Joat42 wrote:phillies wrote:"... how many inches are there in 1.3 miles?..."
Let us know the first time you encounter this question outside this class of debates, and why it mattered.
I'll will do that when you let me know that a similar type of conversion have never been done in a real-life situation.phillies wrote:"What is the mass of a volume 2.57 x 3.14 x 87.6 meters of liquid mercury?" Without a calculator and a copy of the CRC tables, please.
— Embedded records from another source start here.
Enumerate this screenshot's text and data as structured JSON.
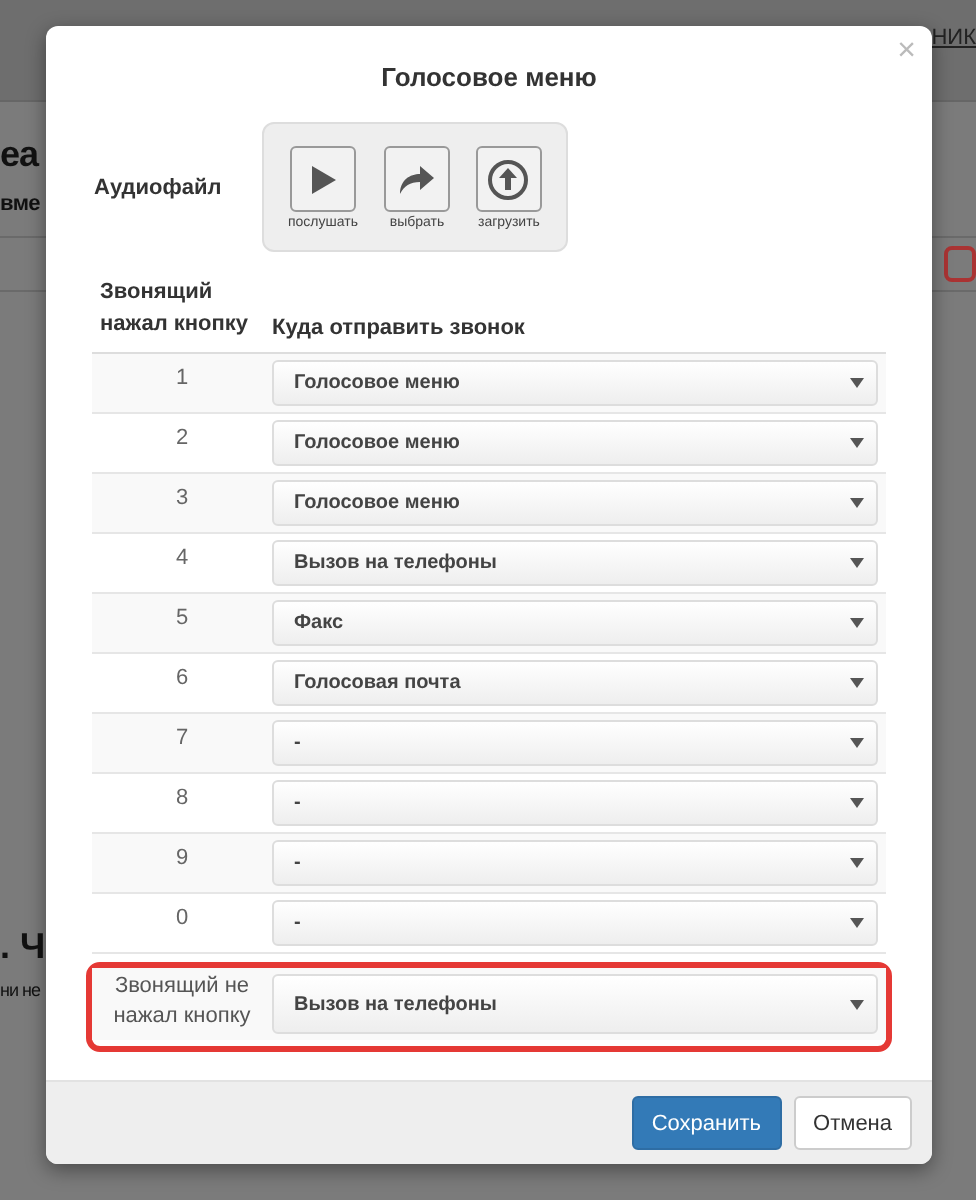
{
  "background": {
    "top_link": "НИК",
    "heading": "еа",
    "subheading": "вме",
    "section_heading": ". Ч",
    "section_text": "ни не"
  },
  "dialog": {
    "title": "Голосовое меню",
    "close": "×",
    "audio": {
      "label": "Аудиофайл",
      "actions": [
        {
          "kind": "play",
          "label": "послушать"
        },
        {
          "kind": "choose",
          "label": "выбрать"
        },
        {
          "kind": "upload",
          "label": "загрузить"
        }
      ]
    },
    "table": {
      "columns": [
        "Звонящий нажал кнопку",
        "Куда отправить звонок"
      ],
      "rows": [
        {
          "key": "1",
          "destination": "Голосовое меню",
          "highlighted": false
        },
        {
          "key": "2",
          "destination": "Голосовое меню",
          "highlighted": false
        },
        {
          "key": "3",
          "destination": "Голосовое меню",
          "highlighted": false
        },
        {
          "key": "4",
          "destination": "Вызов на телефоны",
          "highlighted": false
        },
        {
          "key": "5",
          "destination": "Факс",
          "highlighted": false
        },
        {
          "key": "6",
          "destination": "Голосовая почта",
          "highlighted": false
        },
        {
          "key": "7",
          "destination": "-",
          "highlighted": false
        },
        {
          "key": "8",
          "destination": "-",
          "highlighted": false
        },
        {
          "key": "9",
          "destination": "-",
          "highlighted": false
        },
        {
          "key": "0",
          "destination": "-",
          "highlighted": false
        },
        {
          "key": "Звонящий не нажал кнопку",
          "destination": "Вызов на телефоны",
          "highlighted": true
        }
      ]
    },
    "buttons": [
      {
        "kind": "primary",
        "label": "Сохранить"
      },
      {
        "kind": "default",
        "label": "Отмена"
      }
    ]
  }
}
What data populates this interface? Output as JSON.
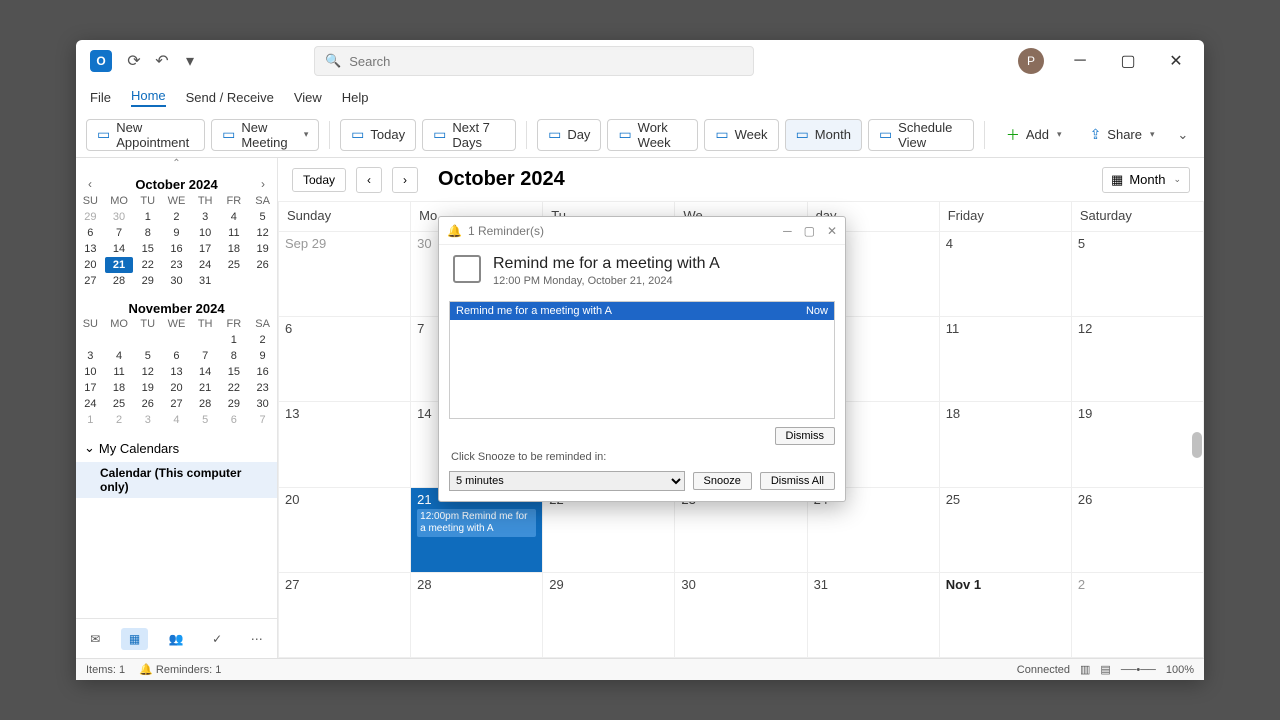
{
  "titlebar": {
    "search_placeholder": "Search",
    "avatar": "P"
  },
  "menu": {
    "file": "File",
    "home": "Home",
    "send": "Send / Receive",
    "view": "View",
    "help": "Help"
  },
  "ribbon": {
    "new_appt": "New Appointment",
    "new_meeting": "New Meeting",
    "today": "Today",
    "next7": "Next 7 Days",
    "day": "Day",
    "work_week": "Work Week",
    "week": "Week",
    "month": "Month",
    "schedule": "Schedule View",
    "add": "Add",
    "share": "Share"
  },
  "sidebar": {
    "month1": "October 2024",
    "month2": "November 2024",
    "dow": [
      "SU",
      "MO",
      "TU",
      "WE",
      "TH",
      "FR",
      "SA"
    ],
    "mycal": "My Calendars",
    "cal_item": "Calendar (This computer only)"
  },
  "main": {
    "today": "Today",
    "title": "October 2024",
    "view": "Month",
    "days": [
      "Sunday",
      "Mo",
      "Tu",
      "We",
      "day",
      "Friday",
      "Saturday"
    ],
    "event": "12:00pm Remind me for a meeting with A"
  },
  "reminder": {
    "title": "1 Reminder(s)",
    "heading": "Remind me for a meeting with A",
    "sub": "12:00 PM Monday, October 21, 2024",
    "row_label": "Remind me for a meeting with A",
    "row_time": "Now",
    "dismiss": "Dismiss",
    "hint": "Click Snooze to be reminded in:",
    "snooze_val": "5 minutes",
    "snooze": "Snooze",
    "dismiss_all": "Dismiss All"
  },
  "status": {
    "items": "Items: 1",
    "reminders": "Reminders: 1",
    "connected": "Connected",
    "zoom": "100%"
  }
}
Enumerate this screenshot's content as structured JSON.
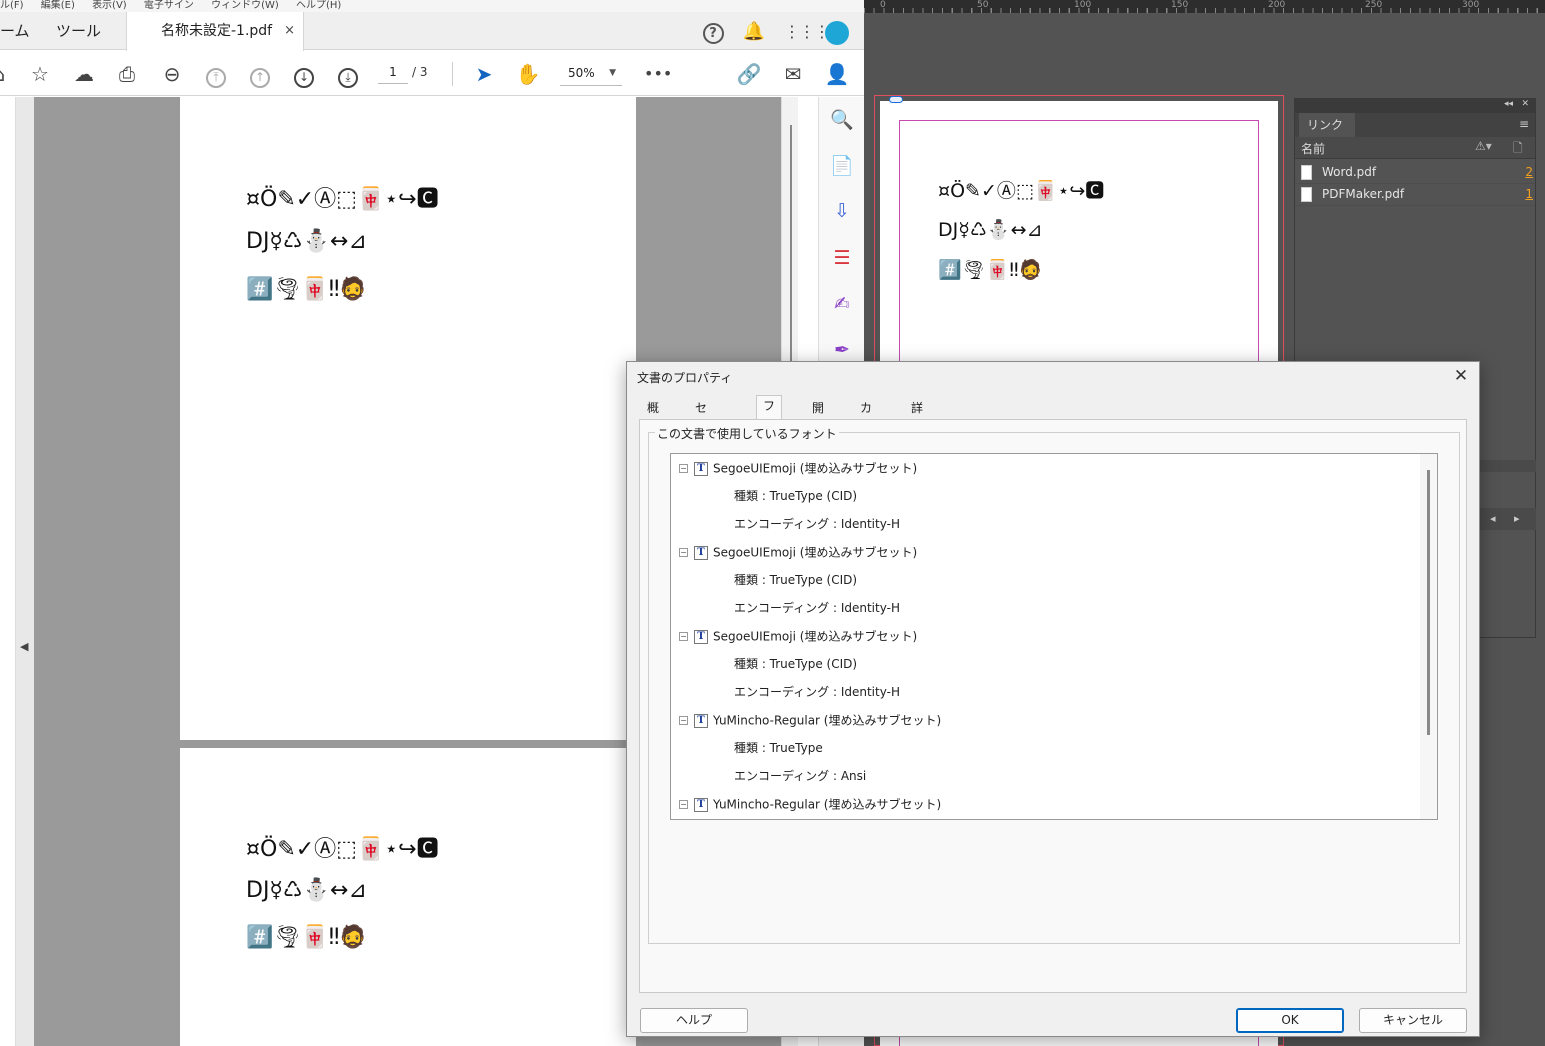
{
  "acrobat": {
    "menubar": [
      "ル(F)",
      "編集(E)",
      "表示(V)",
      "電子サイン",
      "ウィンドウ(W)",
      "ヘルプ(H)"
    ],
    "tabs": {
      "home": "ーム",
      "tools": "ツール",
      "document": "名称未設定-1.pdf",
      "close": "×"
    },
    "page_current": "1",
    "page_total": "/ 3",
    "zoom": "50%",
    "more": "•••",
    "glyph_lines": [
      "¤Ö✎✓Ⓐ⬚🀄⋆↪🅲",
      "DJ☿♺⛄↔⊿",
      "#️⃣🌪🀄‼🧔"
    ]
  },
  "indesign": {
    "ruler_labels": [
      "0",
      "50",
      "100",
      "150",
      "200",
      "250",
      "300"
    ],
    "links_panel": {
      "tab": "リンク",
      "column_name": "名前",
      "rows": [
        {
          "name": "Word.pdf",
          "page": "2"
        },
        {
          "name": "PDFMaker.pdf",
          "page": "1"
        }
      ]
    }
  },
  "dialog": {
    "title": "文書のプロパティ",
    "tabs": [
      "概要",
      "セキュリティ",
      "フォント",
      "開き方",
      "カスタム",
      "詳細設定"
    ],
    "active_tab": "フォント",
    "group_label": "この文書で使用しているフォント",
    "fonts": [
      {
        "name": "SegoeUIEmoji (埋め込みサブセット)",
        "type": "種類 : TrueType (CID)",
        "encoding": "エンコーディング : Identity-H"
      },
      {
        "name": "SegoeUIEmoji (埋め込みサブセット)",
        "type": "種類 : TrueType (CID)",
        "encoding": "エンコーディング : Identity-H"
      },
      {
        "name": "SegoeUIEmoji (埋め込みサブセット)",
        "type": "種類 : TrueType (CID)",
        "encoding": "エンコーディング : Identity-H"
      },
      {
        "name": "YuMincho-Regular (埋め込みサブセット)",
        "type": "種類 : TrueType",
        "encoding": "エンコーディング : Ansi"
      },
      {
        "name": "YuMincho-Regular (埋め込みサブセット)"
      }
    ],
    "buttons": {
      "help": "ヘルプ",
      "ok": "OK",
      "cancel": "キャンセル"
    }
  },
  "colors": {
    "accent": "#0067c0",
    "avatar": "#1ea7d6",
    "link_number": "#f0a020",
    "bleed_guide": "#e04f5f",
    "margin_guide": "#c44cb0"
  }
}
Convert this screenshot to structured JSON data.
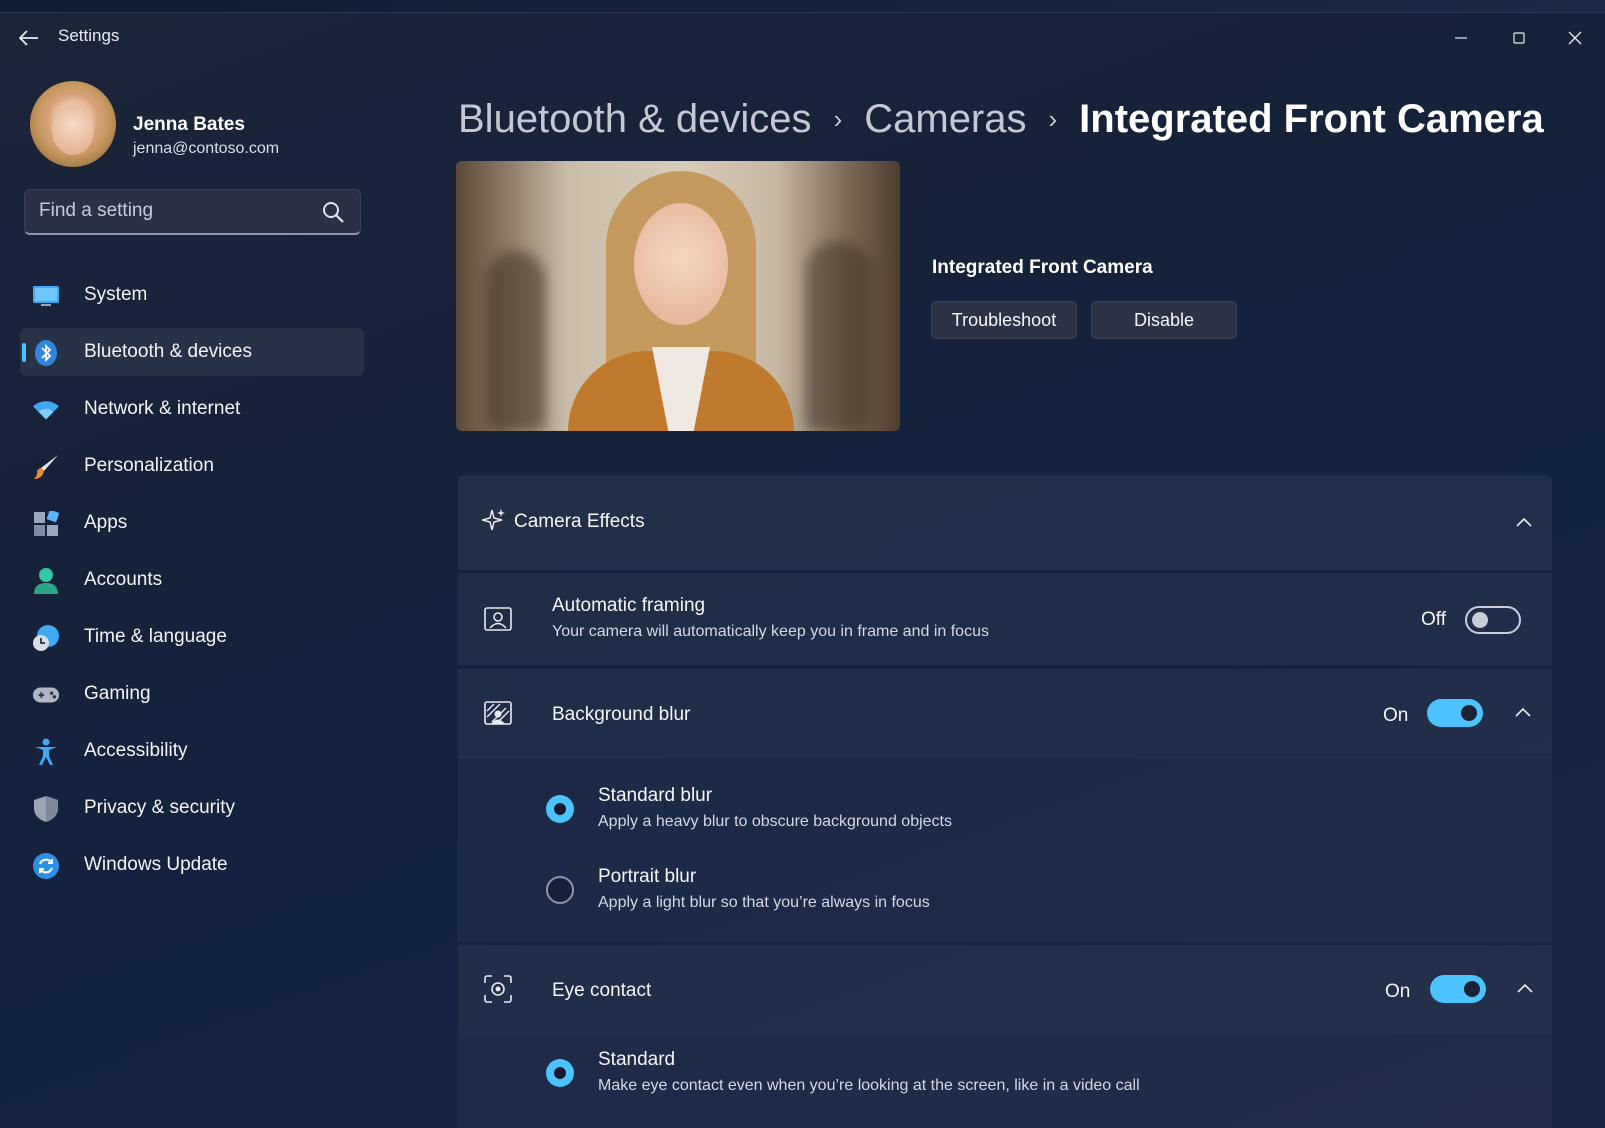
{
  "window": {
    "title": "Settings"
  },
  "user": {
    "name": "Jenna Bates",
    "email": "jenna@contoso.com"
  },
  "search": {
    "placeholder": "Find a setting"
  },
  "sidebar": {
    "items": [
      {
        "label": "System",
        "icon": "monitor-icon"
      },
      {
        "label": "Bluetooth & devices",
        "icon": "bluetooth-icon",
        "selected": true
      },
      {
        "label": "Network & internet",
        "icon": "wifi-icon"
      },
      {
        "label": "Personalization",
        "icon": "brush-icon"
      },
      {
        "label": "Apps",
        "icon": "apps-icon"
      },
      {
        "label": "Accounts",
        "icon": "person-icon"
      },
      {
        "label": "Time & language",
        "icon": "globe-clock-icon"
      },
      {
        "label": "Gaming",
        "icon": "gamepad-icon"
      },
      {
        "label": "Accessibility",
        "icon": "accessibility-icon"
      },
      {
        "label": "Privacy & security",
        "icon": "shield-icon"
      },
      {
        "label": "Windows Update",
        "icon": "update-icon"
      }
    ]
  },
  "breadcrumb": {
    "items": [
      "Bluetooth & devices",
      "Cameras",
      "Integrated Front Camera"
    ]
  },
  "device": {
    "name": "Integrated Front Camera",
    "troubleshoot_label": "Troubleshoot",
    "disable_label": "Disable"
  },
  "camera_effects": {
    "title": "Camera Effects",
    "automatic_framing": {
      "title": "Automatic framing",
      "description": "Your camera will automatically keep you in frame and in focus",
      "state": "Off"
    },
    "background_blur": {
      "title": "Background blur",
      "state": "On",
      "options": [
        {
          "title": "Standard blur",
          "description": "Apply a heavy blur to obscure background objects",
          "selected": true
        },
        {
          "title": "Portrait blur",
          "description": "Apply a light blur so that you’re always in focus",
          "selected": false
        }
      ]
    },
    "eye_contact": {
      "title": "Eye contact",
      "state": "On",
      "options": [
        {
          "title": "Standard",
          "description": "Make eye contact even when you’re looking at the screen, like in a video call",
          "selected": true
        }
      ]
    }
  },
  "colors": {
    "accent": "#4cc2ff",
    "background": "#16223a"
  }
}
You missed something important, my question contained ALL the relevant information to be easily solved in metric by just multiplying 4 numbers. If you want to refute what I said it's a bad sign that you both remove and "obfuscate" information as a gotcha. For the question to be equal in the context of comparing imperial to metric is should have been: What's the mass of a volume 10x10x10 cm of mercury liquid having a density of 13.534 g/cm³? To get the answer, move the decimal-comma right 3 times and you get 13.534 kg. No conversions, no precision-loss, no tables, no memorized constants.
A kilogram is an arbitrary mass. A meter is an arbitrary length. Any useful calculation in the metric system will inlcude arbitrary numbers that either have to be remembered or looked up. That is why I believe that the additional numbers (I believe that I can get by with 6 or so) that the Imperial system entails are not a critical impairment.